Zee Media Bureau/Salome Phelamei
London: In a breakthrough, scientists claim to have discovered liquid waves on the surface of the Saturn`s moon Titan, something that was never seen before.
The discovery was made in the 380-km wide sea on Titan called Punga Mare.
Besides Earth, Titan is the only place in the Solar System to have liquid seas and lakes at the surface. But, these seas are filled with hydrocarbons like methane and ethane, and not water. These exist in their liquid state on Titan, where the surface temperature averages about -180C.
Planetary scientist Jason Barnes from the University of Idaho in Moscow, US, discussed details of his findings at the 45th Lunar and Planetary Science Conference (LPSC) in Texas this week.

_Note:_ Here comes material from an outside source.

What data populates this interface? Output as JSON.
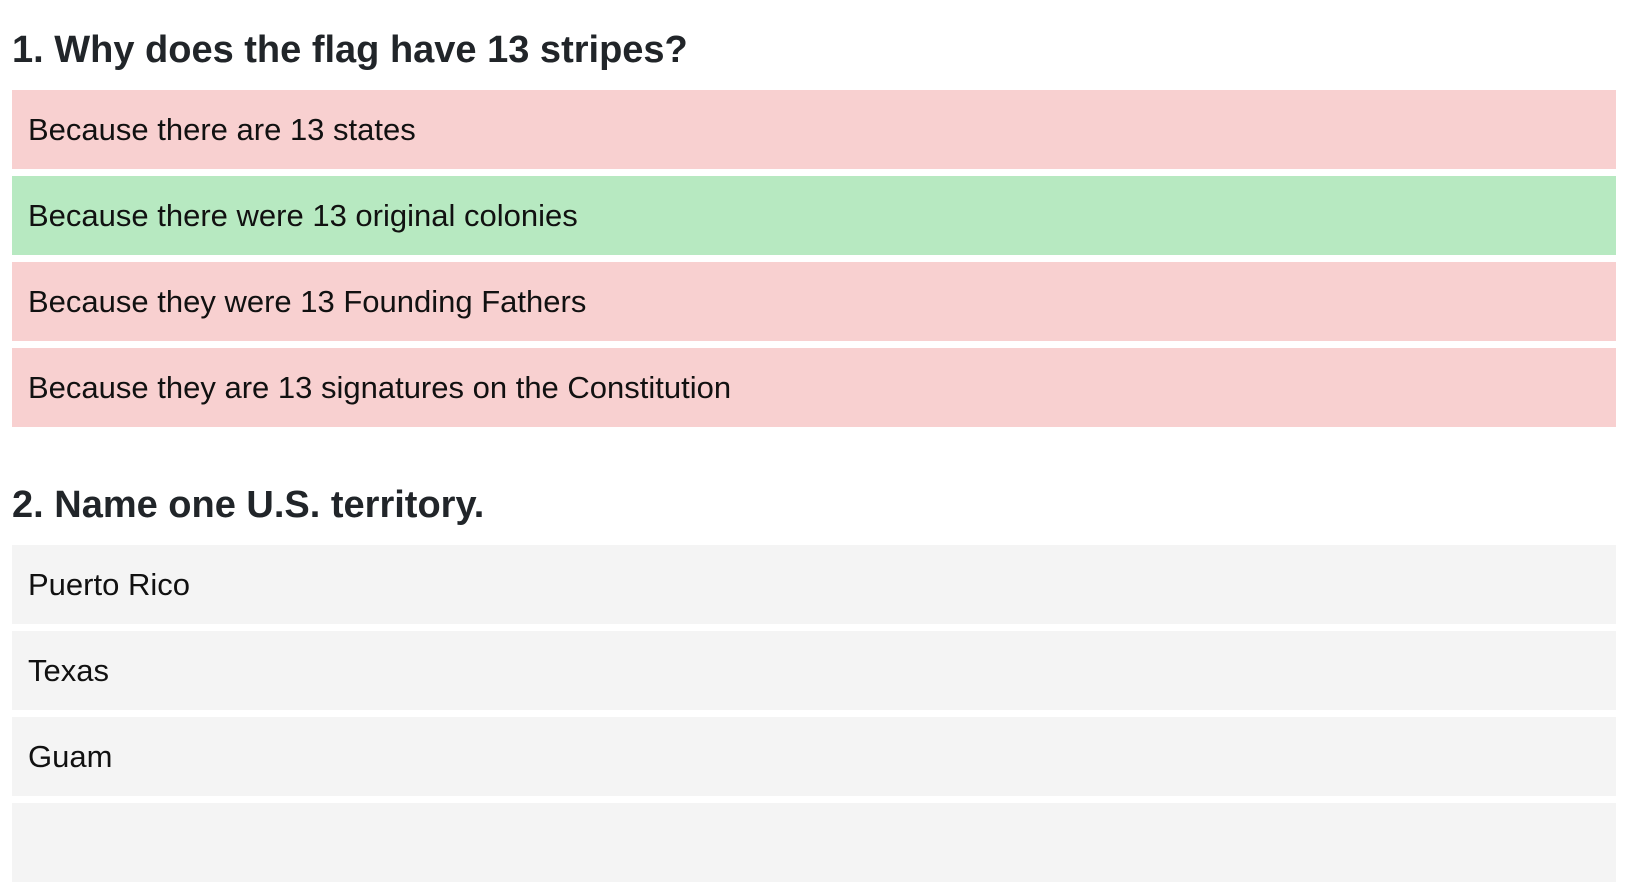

In 2012 and 2013, the Cassini orbiter`s Visual and Infrared Mapping Spectrometer spotted sunlight glinting off a sea near Titan`s north pole. While similar reflections have been detected earlier, scientists said the Punga Mare glint was “unusually high flux”.
Dr Barnes used a mathematical model to investigate the images taken by the Cassini probe, where he also found the moon`s surface to be as smooth as glass.
“We think we`ve found the first waves outside the Earth,” he said.
“What we`re seeing seems to be consistent with waves at just a few locations in Punga Mare (with a slope) of six degrees,” he said.
During the investigation, scientists have identified the waves to be about an inch (2 centimetres) in height.
Scientists also said that other possibilities, such as a wet mudflat, could not be ruled out.